Clearly there is a very mixed picture out there, something recognised by the speakers. The main message from the session was that treasurers should try to look for ways to make a ‘distributed’ treasury, one that is not 100% centralised or decentralised but rather one that is best suited to the specifics of the treasury’s responsibilities and the individual business strategy. As Nokia’s Pullola explained, it doesn’t matter whether your company is organised in a centralised or decentralised manner, as long as it fits with the corporate structure. Certainly companies that grow through acquisition can find centralisation a challenge, but as Nokia is integrated it is easier to be centralised. 


So what is the right level of centralisation? According to Tetra Laval’s Clare, it depends on scale (for example, Tetra is smaller than Nokia), on culture and strategy of the overall business, and on how the current crisis evolves. It is not something that you should be evangelical about - be pragmatic and don’t lose touch with the business. 


Pullola from Nokia made the point that, whatever the balance of centralised and decentralised functions, it is vital that you recruit the right type of people. Treasurers need to think critically about the challenges of having a distributed team - how can they work together as part of one team. “Go out there and work with the business,” he summarised, “but watch out when they see how much value you could add!” 


How Treasury Can Underpin the Business 


Finally for this review of the EuroFinance conference in Barcelona, a discussion based on the results of the company’s Business Unit Survey put the boot on the other foot and showed what business units think of treasury.
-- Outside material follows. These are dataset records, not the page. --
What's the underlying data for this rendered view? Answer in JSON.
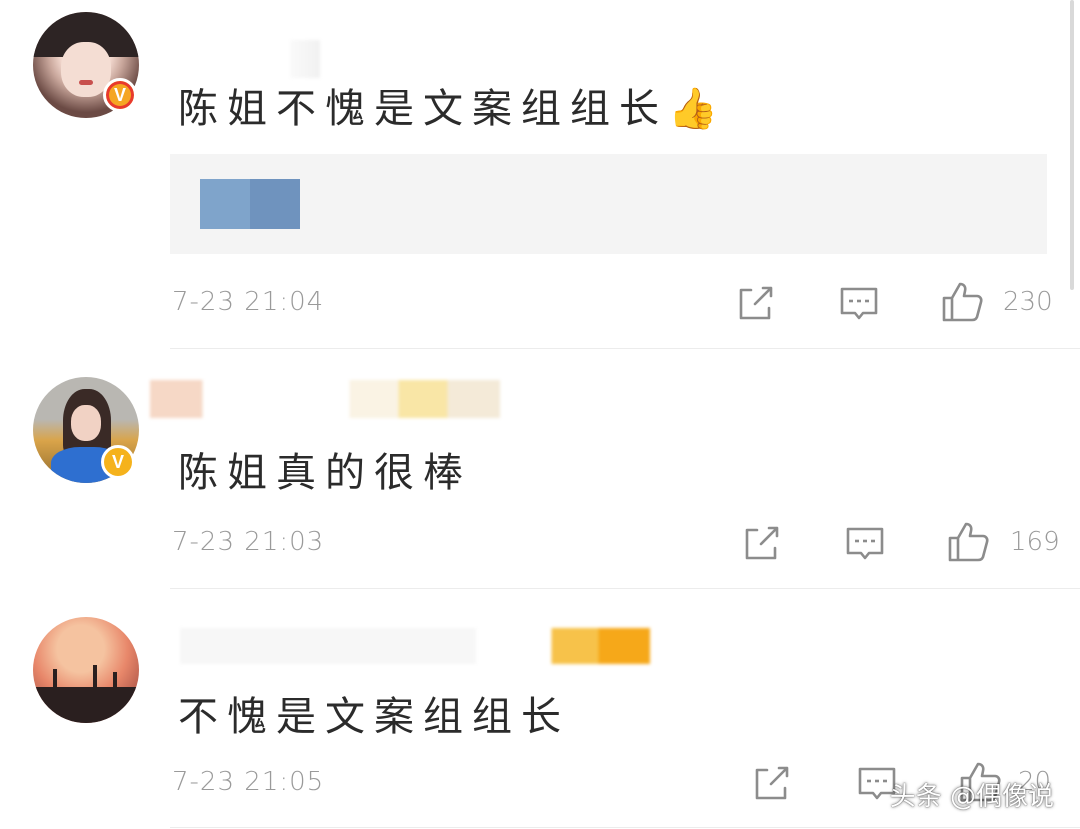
{
  "comments": [
    {
      "text": "陈姐不愧是文案组组长👍",
      "badge": "V",
      "time": "7-23 21:04",
      "likes": "230"
    },
    {
      "text": "陈姐真的很棒",
      "badge": "V",
      "time": "7-23 21:03",
      "likes": "169"
    },
    {
      "text": "不愧是文案组组长",
      "time": "7-23 21:05",
      "likes": "20"
    }
  ],
  "icons": {
    "share": "share-icon",
    "reply": "comment-icon",
    "like": "thumbs-up-icon"
  },
  "watermark": "头条 @偶像说",
  "colors": {
    "badge_red": "#e83a2e",
    "badge_gold": "#f5b21c",
    "quote_bg": "#f4f4f4",
    "meta_gray": "#9a9a9a"
  }
}
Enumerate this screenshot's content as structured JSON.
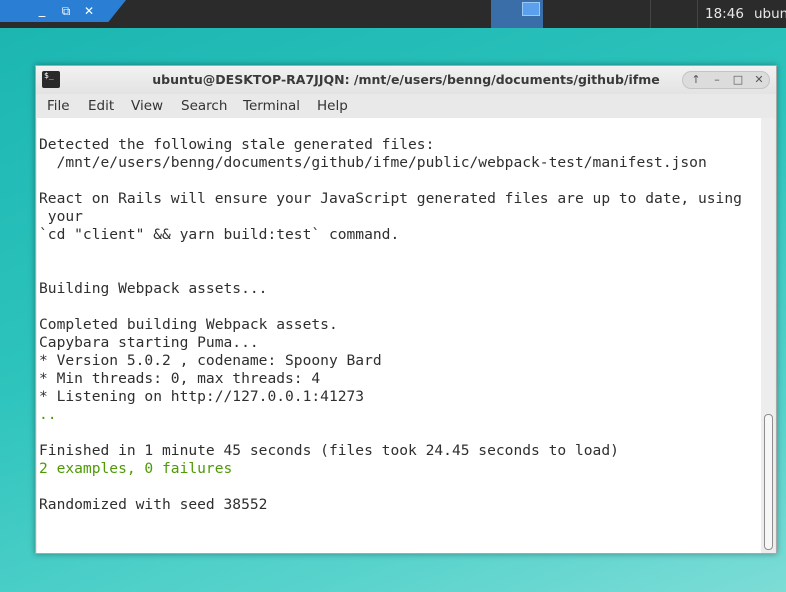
{
  "panel": {
    "minimize_glyph": "_",
    "restore_glyph": "⧉",
    "close_glyph": "✕",
    "clock": "18:46",
    "user": "ubuntu"
  },
  "window": {
    "title": "ubuntu@DESKTOP-RA7JJQN: /mnt/e/users/benng/documents/github/ifme",
    "icon_text": "$_",
    "controls": {
      "up": "↑",
      "minimize": "–",
      "maximize": "□",
      "close": "✕"
    }
  },
  "menu": [
    "File",
    "Edit",
    "View",
    "Search",
    "Terminal",
    "Help"
  ],
  "terminal": {
    "lines": [
      {
        "text": "Detected the following stale generated files:",
        "color": "default"
      },
      {
        "text": "  /mnt/e/users/benng/documents/github/ifme/public/webpack-test/manifest.json",
        "color": "default"
      },
      {
        "text": "",
        "color": "default"
      },
      {
        "text": "React on Rails will ensure your JavaScript generated files are up to date, using",
        "color": "default"
      },
      {
        "text": " your",
        "color": "default"
      },
      {
        "text": "`cd \"client\" && yarn build:test` command.",
        "color": "default"
      },
      {
        "text": "",
        "color": "default"
      },
      {
        "text": "",
        "color": "default"
      },
      {
        "text": "Building Webpack assets...",
        "color": "default"
      },
      {
        "text": "",
        "color": "default"
      },
      {
        "text": "Completed building Webpack assets.",
        "color": "default"
      },
      {
        "text": "Capybara starting Puma...",
        "color": "default"
      },
      {
        "text": "* Version 5.0.2 , codename: Spoony Bard",
        "color": "default"
      },
      {
        "text": "* Min threads: 0, max threads: 4",
        "color": "default"
      },
      {
        "text": "* Listening on http://127.0.0.1:41273",
        "color": "default"
      },
      {
        "text": "..",
        "color": "green"
      },
      {
        "text": "",
        "color": "default"
      },
      {
        "text": "Finished in 1 minute 45 seconds (files took 24.45 seconds to load)",
        "color": "default"
      },
      {
        "text": "2 examples, 0 failures",
        "color": "green"
      },
      {
        "text": "",
        "color": "default"
      },
      {
        "text": "Randomized with seed 38552",
        "color": "default"
      }
    ]
  },
  "colors": {
    "accent": "#2a7fd4",
    "terminal_green": "#4e9a06",
    "desktop": "#2ec4bd"
  }
}
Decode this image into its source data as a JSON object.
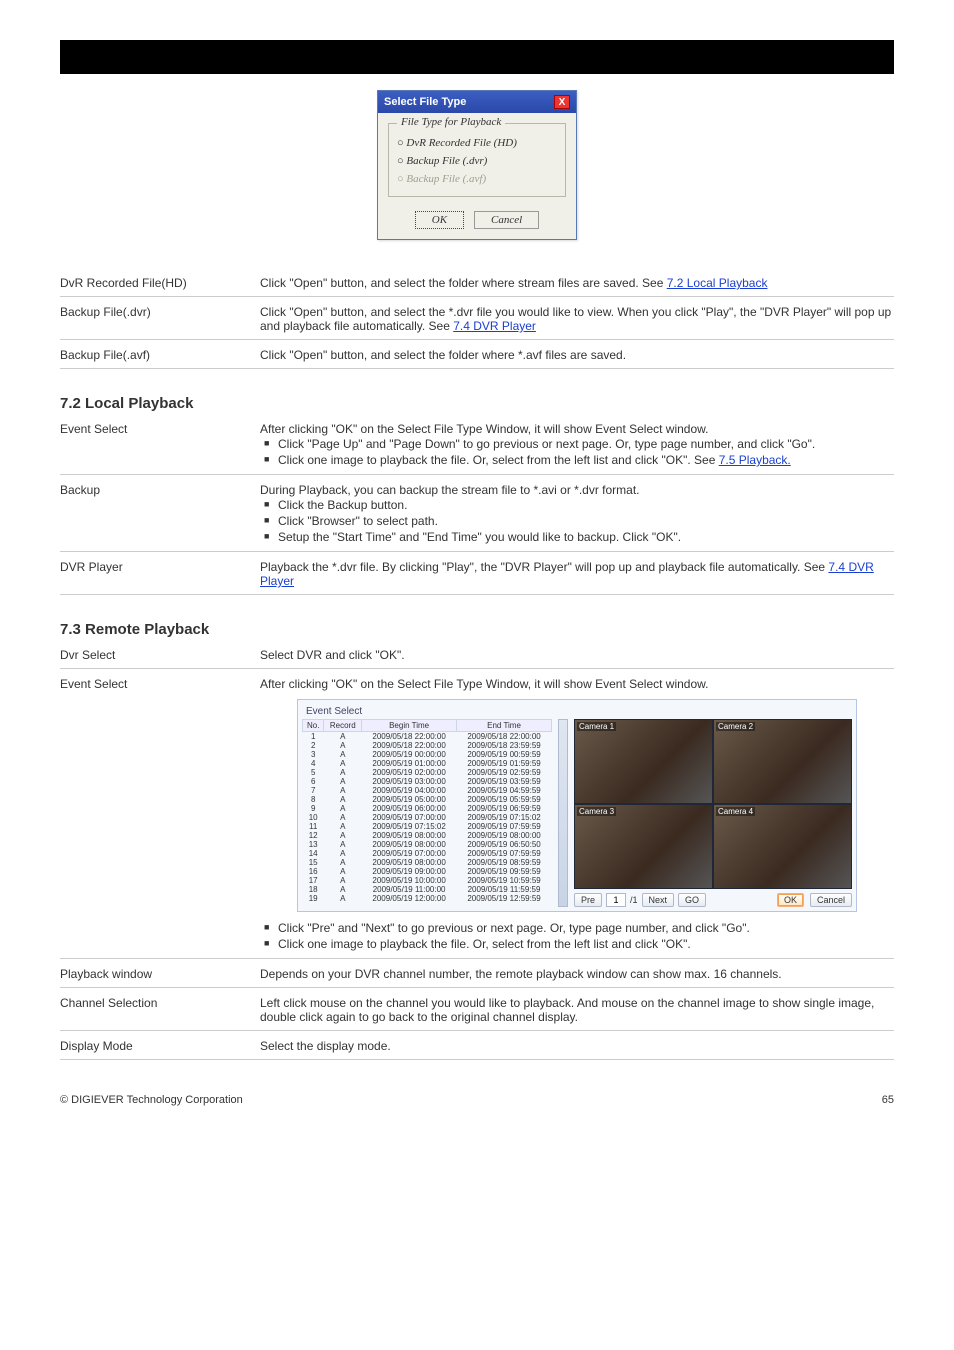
{
  "dialog": {
    "title": "Select File Type",
    "group_label": "File Type for Playback",
    "opts": {
      "hd": "DvR Recorded File (HD)",
      "dvr": "Backup File (.dvr)",
      "avf": "Backup File (.avf)"
    },
    "ok": "OK",
    "cancel": "Cancel"
  },
  "rows": [
    {
      "label": "DvR Recorded File(HD)",
      "text": "Click \"Open\" button, and select the folder where stream files are saved. See ",
      "link": "7.2 Local Playback"
    },
    {
      "label": "Backup File(.dvr)",
      "text": "Click \"Open\" button, and select the *.dvr file you would like to view. When you click \"Play\", the \"DVR Player\" will pop up and playback file automatically. See ",
      "link": "7.4 DVR Player"
    },
    {
      "label": "Backup File(.avf)",
      "text": "Click \"Open\" button, and select the folder where *.avf files are saved."
    }
  ],
  "local": {
    "heading": "7.2 Local Playback",
    "row1_label": "Event Select",
    "row1_text": "After clicking \"OK\" on the Select File Type Window, it will show Event Select window.",
    "row1_bullets": [
      {
        "text": "Click \"Page Up\" and \"Page Down\" to go previous or next page. Or, type page number, and click \"Go\"."
      },
      {
        "text": "Click one image to playback the file. Or, select from the left list and click \"OK\". See ",
        "link": "7.5 Playback."
      }
    ],
    "row2_label": "Backup",
    "row2_text": "During Playback, you can backup the stream file to *.avi or *.dvr format.",
    "row2_bullets": [
      "Click the Backup button.",
      "Click \"Browser\" to select path.",
      "Setup the \"Start Time\" and \"End Time\" you would like to backup. Click \"OK\"."
    ],
    "row3_label": "DVR Player",
    "row3_text": "Playback the *.dvr file. By clicking \"Play\", the \"DVR Player\" will pop up and playback file automatically. See ",
    "row3_link": "7.4 DVR Player"
  },
  "remote": {
    "heading": "7.3 Remote Playback",
    "row1_label": "Dvr Select",
    "row1_text": "Select DVR and click \"OK\".",
    "row2_label": "Event Select",
    "row2_text": "After clicking \"OK\" on the Select File Type Window, it will show Event Select window.",
    "event_panel_title": "Event Select",
    "columns": [
      "No.",
      "Record",
      "Begin Time",
      "End Time"
    ],
    "rows": [
      [
        "1",
        "A",
        "2009/05/18 22:00:00",
        "2009/05/18 22:00:00"
      ],
      [
        "2",
        "A",
        "2009/05/18 22:00:00",
        "2009/05/18 23:59:59"
      ],
      [
        "3",
        "A",
        "2009/05/19 00:00:00",
        "2009/05/19 00:59:59"
      ],
      [
        "4",
        "A",
        "2009/05/19 01:00:00",
        "2009/05/19 01:59:59"
      ],
      [
        "5",
        "A",
        "2009/05/19 02:00:00",
        "2009/05/19 02:59:59"
      ],
      [
        "6",
        "A",
        "2009/05/19 03:00:00",
        "2009/05/19 03:59:59"
      ],
      [
        "7",
        "A",
        "2009/05/19 04:00:00",
        "2009/05/19 04:59:59"
      ],
      [
        "8",
        "A",
        "2009/05/19 05:00:00",
        "2009/05/19 05:59:59"
      ],
      [
        "9",
        "A",
        "2009/05/19 06:00:00",
        "2009/05/19 06:59:59"
      ],
      [
        "10",
        "A",
        "2009/05/19 07:00:00",
        "2009/05/19 07:15:02"
      ],
      [
        "11",
        "A",
        "2009/05/19 07:15:02",
        "2009/05/19 07:59:59"
      ],
      [
        "12",
        "A",
        "2009/05/19 08:00:00",
        "2009/05/19 08:00:00"
      ],
      [
        "13",
        "A",
        "2009/05/19 08:00:00",
        "2009/05/19 06:50:50"
      ],
      [
        "14",
        "A",
        "2009/05/19 07:00:00",
        "2009/05/19 07:59:59"
      ],
      [
        "15",
        "A",
        "2009/05/19 08:00:00",
        "2009/05/19 08:59:59"
      ],
      [
        "16",
        "A",
        "2009/05/19 09:00:00",
        "2009/05/19 09:59:59"
      ],
      [
        "17",
        "A",
        "2009/05/19 10:00:00",
        "2009/05/19 10:59:59"
      ],
      [
        "18",
        "A",
        "2009/05/19 11:00:00",
        "2009/05/19 11:59:59"
      ],
      [
        "19",
        "A",
        "2009/05/19 12:00:00",
        "2009/05/19 12:59:59"
      ]
    ],
    "cameras": [
      "Camera 1",
      "Camera 2",
      "Camera 3",
      "Camera 4"
    ],
    "pager": {
      "pre": "Pre",
      "page": "1",
      "total": "/1",
      "next": "Next",
      "go": "GO"
    },
    "ok": "OK",
    "cancel": "Cancel",
    "after_bullets_label": "",
    "after_bullets": [
      "Click \"Pre\" and \"Next\" to go previous or next page. Or, type page number, and click \"Go\".",
      "Click one image to playback the file. Or, select from the left list and click \"OK\"."
    ],
    "row3_label": "Playback window",
    "row3_text": "Depends on your DVR channel number, the remote playback window can show max. 16 channels.",
    "row4_label": "Channel Selection",
    "row4_text": "Left click mouse on the channel you would like to playback. And mouse on the channel image to show single image, double click again to go back to the original channel display.",
    "row5_label": "Display Mode",
    "row5_text": "Select the display mode."
  },
  "footer": {
    "left": "© DIGIEVER Technology Corporation",
    "right": "65"
  }
}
Martin Giles, managing director and EVP of The Economist Group North America, moderated the extended results conversation between Scott Hogate, assistant treasurer at Advanced Medical Optics, Annette Owen, global cash and banking manager for British American Tobacco, Paul Jonckheere, treasury project coordinator with Carrefour, François Masquelier, SVP head of treasury and corporate finance at RTL Group and, last but by no means least, Hans van den Bosch, head of treasury operations for Unilever. 


A summary of the survey results showed that treasury is not thought of as being in an ivory tower and that it is actually getting better at communicating with business units. The respondents also agreed that treasury adds value but, before anyone’s ego gets too carried away, business units also suggested that treasury may not be doing enough to mitigate financial risk. Finally, the omnipresent credit crisis may elevate the role of treasury, again. 


When delegates in the auditorium were asked if they formally benchmark business unit satisfaction with treasury services by conducting regular customer surveys, over three-quarters (76%) said they did not. This is something that could be of benefit for treasury to do, as a way of aligning treasury targets with the strategic goals of the business for the overall benefit of the company. Unilever’s van den Bosch provided an example of a centralisation programme between treasury and business in his company that had featured: 

  • Streamlined banking relationships. 
  • Streamlined IT infrastructure. 
  • Treasury centres established. 

Implemented under the catchy working title ‘One Unilever’, the new structure is working well, but also provided an example of the friction that can be created as a change is made to the organisation structure of treasury - in this case a change towards centralisation. Change will never please everyone, so to make the journey as positive as possible it is important to make clear to every unit involved: 

  • The goals of any change. 
  • How you will achieve these goals. 
  • What the overall benefits to the company will be. 

In organisational structure, as in the global credit crisis, transparency is key to a successful future. 

*These characters are entirely fictional, and any similarities to individuals past or present are completely coincidental.